Par exemple, Thomas Stocker et Gian-Kasper Plattner proposent d’étendre le cycle d’évaluation à huit ou dix ans, afin de mieux coordonner les groupes de travail et publier des rapports thématiques transversaux. À l’inverse, Arthur Petersen propose d’augmenter la fréquence des publications, avec un mécanisme de mise à jour en ligne pour répondre aux besoins continus des décideurs. Des propositions d’experts vont même encore plus loin. Mike Hulme soutient qu’il est nécessaire de dissoudre le GIEC et de créer trois entités spécialisées  De cette manière, on pourrait diversifier les acteurs en incluant les ONG, la société civile et le secteur privé. Selon lui :“Un seul groupe sous le contrôle exclusif des gouvernements ne peut pas fournir une évaluation exhaustive de toutes les connaissances sur le climat.”4Hulme, Mike; Zorita, Eduardo; Stocker Thomas F.  « IPCC : Cherish it, Tweak it or Scrap it ? », Nature, 463, 2010, pp. 730-732.

Conclusion :  

Ainsi, le GIEC peut avertir la communauté internationale sur les répercussions de l’absence d’action face à l’urgence climatique. Seulement, en aucun cas le GIEC ne peut remettre en question les mesures prises par les Etats. Alors même que l’objectif initial était de faciliter la compréhension du grand public sur les enjeux, le volume des rapports empêche cette réalisation. Il y a également trop d’espace dans le temps: il pourrait exister des rapports de taille plus réduite, axés sur des thèmes spécifiques et qui seraient publiés plus fréquemment. 

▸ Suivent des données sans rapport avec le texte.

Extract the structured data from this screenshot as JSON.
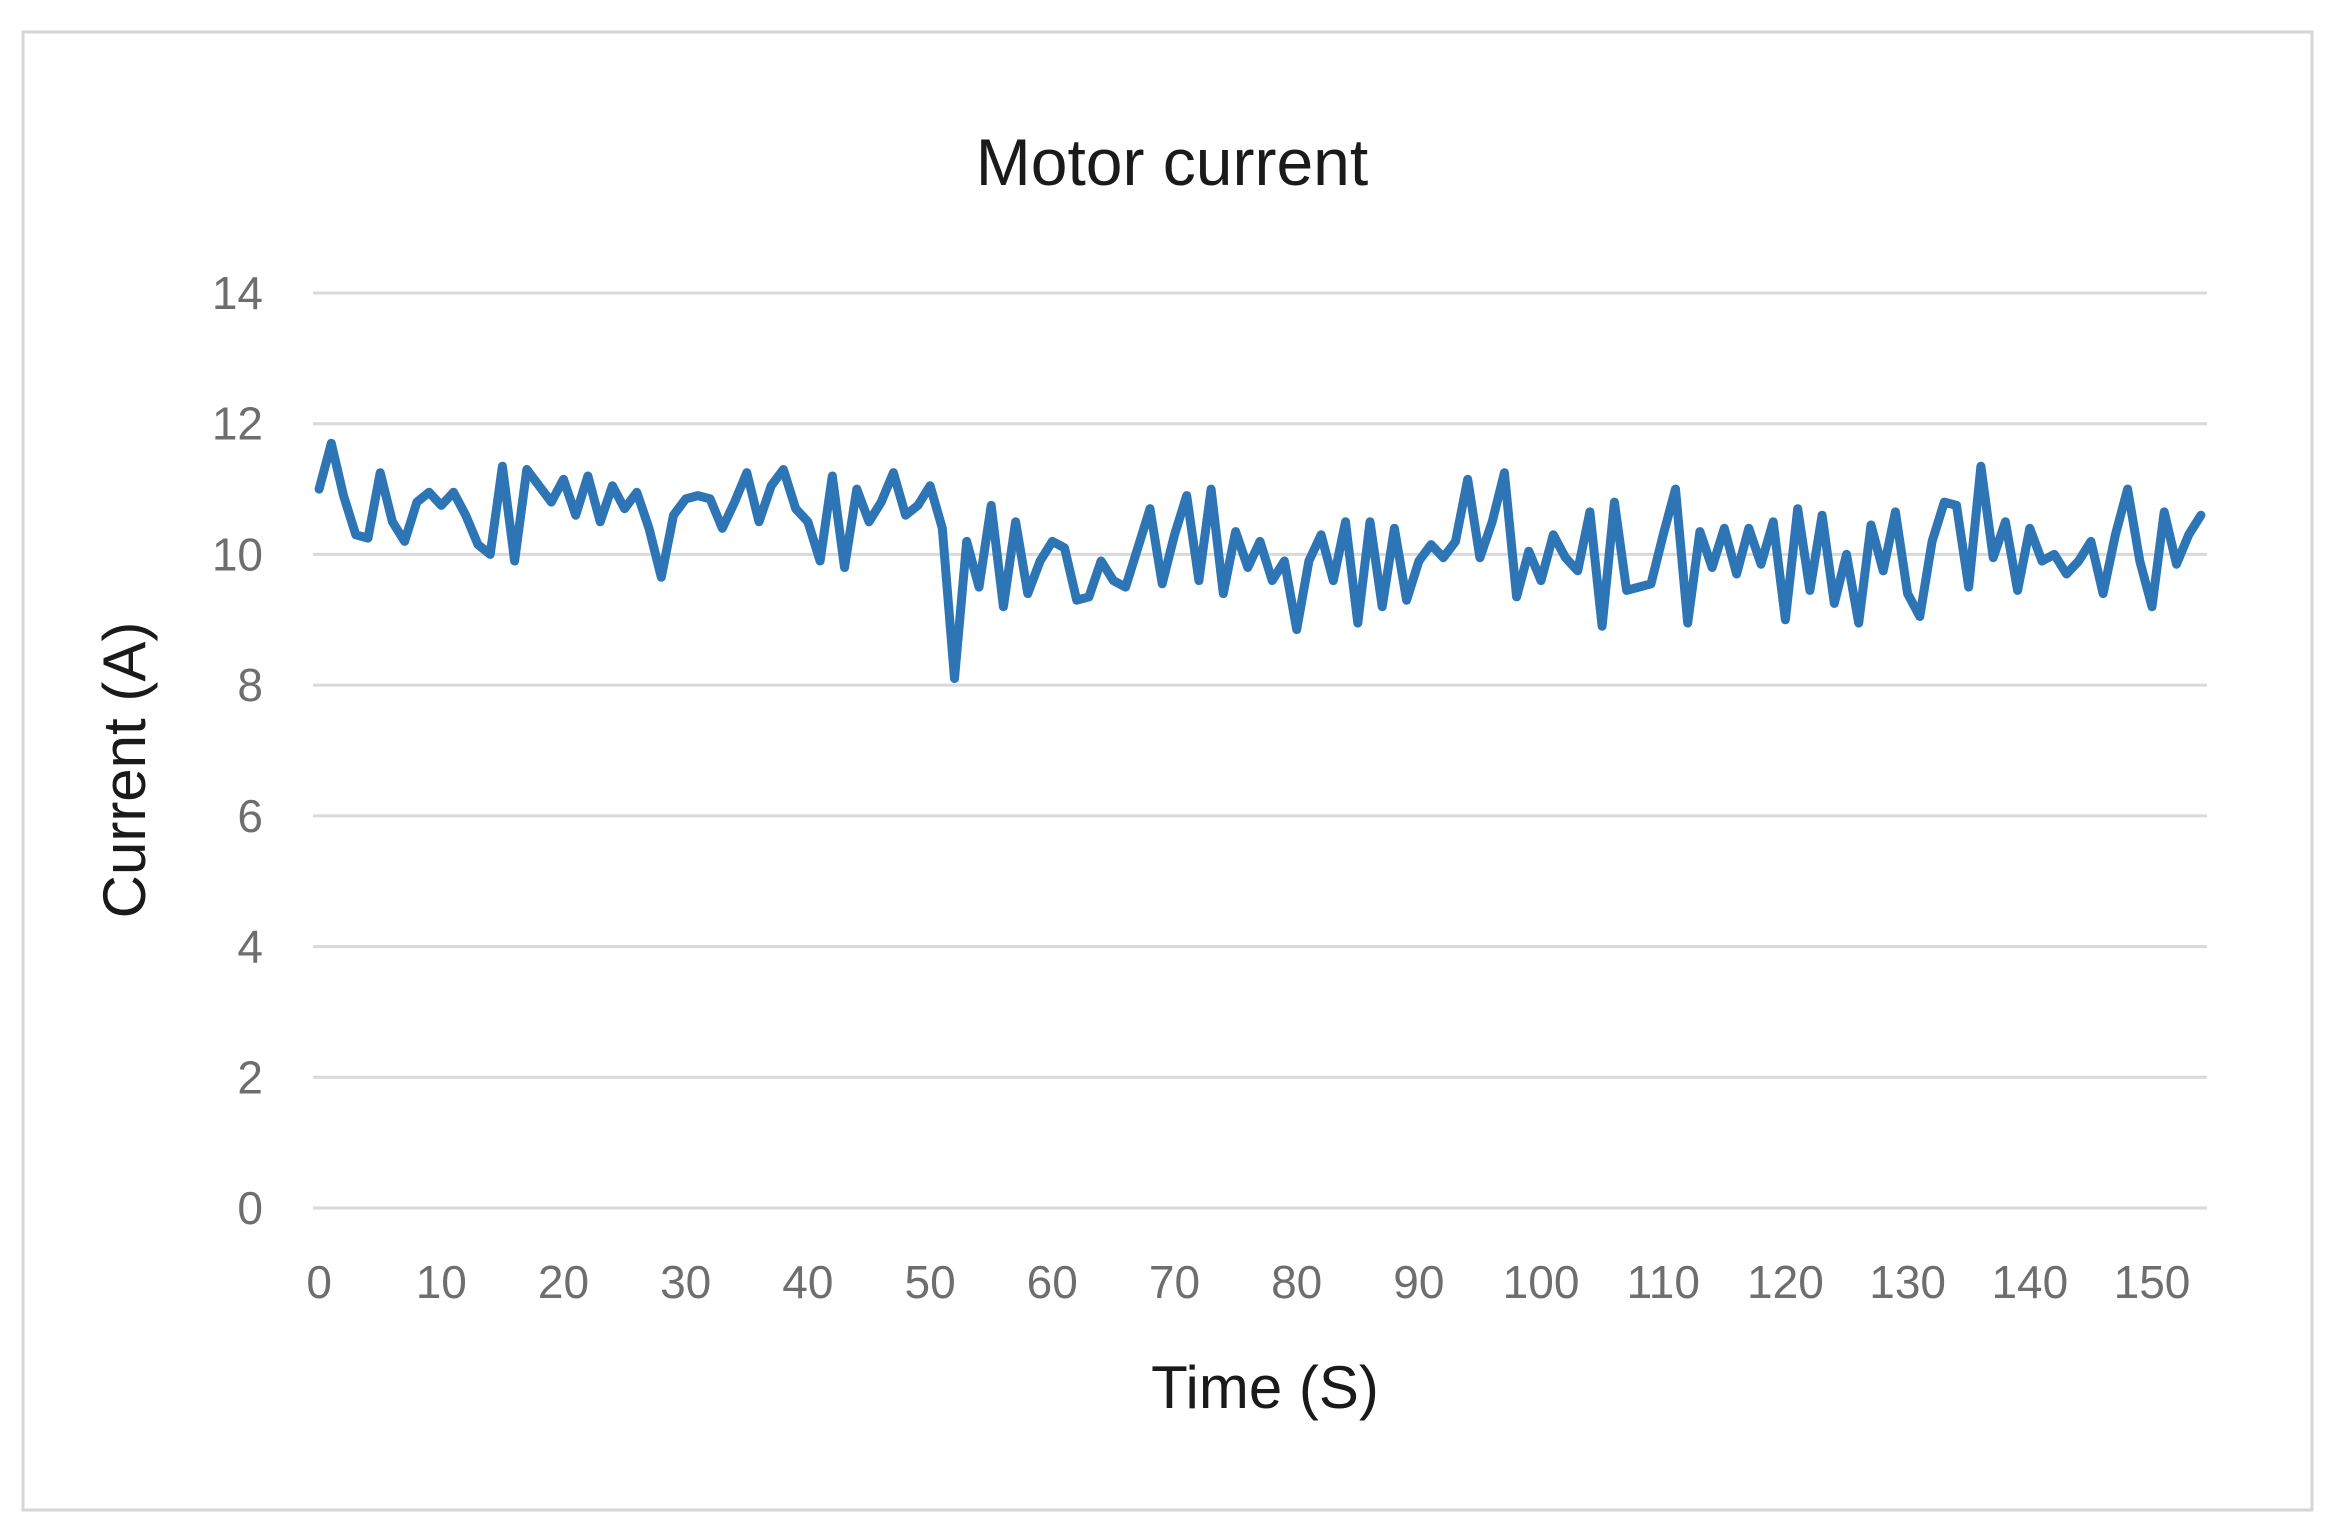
{
  "figure": {
    "title": "Motor current",
    "x_axis_title": "Time (S)",
    "y_axis_title": "Current (A)"
  },
  "chart_data": {
    "type": "line",
    "title": "Motor current",
    "xlabel": "Time (S)",
    "ylabel": "Current (A)",
    "x_unit": "seconds",
    "x_start": 0,
    "x_step": 1,
    "xlim": [
      0,
      154
    ],
    "ylim": [
      0,
      14
    ],
    "x_ticks": [
      0,
      10,
      20,
      30,
      40,
      50,
      60,
      70,
      80,
      90,
      100,
      110,
      120,
      130,
      140,
      150
    ],
    "y_ticks": [
      0,
      2,
      4,
      6,
      8,
      10,
      12,
      14
    ],
    "grid": "horizontal",
    "legend": "none",
    "series": [
      {
        "name": "Motor current",
        "color": "#2E75B6",
        "values": [
          11.0,
          11.7,
          10.9,
          10.3,
          10.25,
          11.25,
          10.5,
          10.2,
          10.8,
          10.95,
          10.75,
          10.95,
          10.6,
          10.15,
          10.0,
          11.35,
          9.9,
          11.3,
          11.05,
          10.8,
          11.15,
          10.6,
          11.2,
          10.5,
          11.05,
          10.7,
          10.95,
          10.4,
          9.65,
          10.6,
          10.85,
          10.9,
          10.85,
          10.4,
          10.8,
          11.25,
          10.5,
          11.05,
          11.3,
          10.7,
          10.5,
          9.9,
          11.2,
          9.8,
          11.0,
          10.5,
          10.8,
          11.25,
          10.6,
          10.75,
          11.05,
          10.4,
          8.1,
          10.2,
          9.5,
          10.75,
          9.2,
          10.5,
          9.4,
          9.9,
          10.2,
          10.1,
          9.3,
          9.35,
          9.9,
          9.6,
          9.5,
          10.1,
          10.7,
          9.55,
          10.3,
          10.9,
          9.6,
          11.0,
          9.4,
          10.35,
          9.8,
          10.2,
          9.6,
          9.9,
          8.85,
          9.9,
          10.3,
          9.6,
          10.5,
          8.95,
          10.5,
          9.2,
          10.4,
          9.3,
          9.9,
          10.15,
          9.95,
          10.2,
          11.15,
          9.95,
          10.5,
          11.25,
          9.35,
          10.05,
          9.6,
          10.3,
          9.95,
          9.75,
          10.65,
          8.9,
          10.8,
          9.45,
          9.5,
          9.55,
          10.3,
          11.0,
          8.95,
          10.35,
          9.8,
          10.4,
          9.7,
          10.4,
          9.85,
          10.5,
          9.0,
          10.7,
          9.45,
          10.6,
          9.25,
          10.0,
          8.95,
          10.45,
          9.75,
          10.65,
          9.4,
          9.05,
          10.2,
          10.8,
          10.75,
          9.5,
          11.35,
          9.95,
          10.5,
          9.45,
          10.4,
          9.9,
          10.0,
          9.7,
          9.9,
          10.2,
          9.4,
          10.3,
          11.0,
          9.9,
          9.2,
          10.65,
          9.85,
          10.3,
          10.6
        ]
      }
    ]
  },
  "style": {
    "line_color": "#2E75B6",
    "gridline_color": "#D9D9D9",
    "tick_label_color": "#6E6E6E",
    "title_color": "#1A1A1A",
    "axis_title_color": "#1A1A1A",
    "frame_border_color": "#D6D6D6",
    "background_color": "#FFFFFF"
  }
}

Le GIEC n’est donc pas exempt de limites, mais il demeure un acteur essentiel pour rassembler, structurer et diffuser l’état des connaissances scientifiques sur le climat, au service des décideurs comme du public. Ses travaux offrent une base scientifique solide sur laquelle s’appuient de nombreux partis écologistes. Même sans être au pouvoir, ces acteurs contribuent, grâce à ces analyses, à faire évoluer le débat public et à influencer l’agenda politique.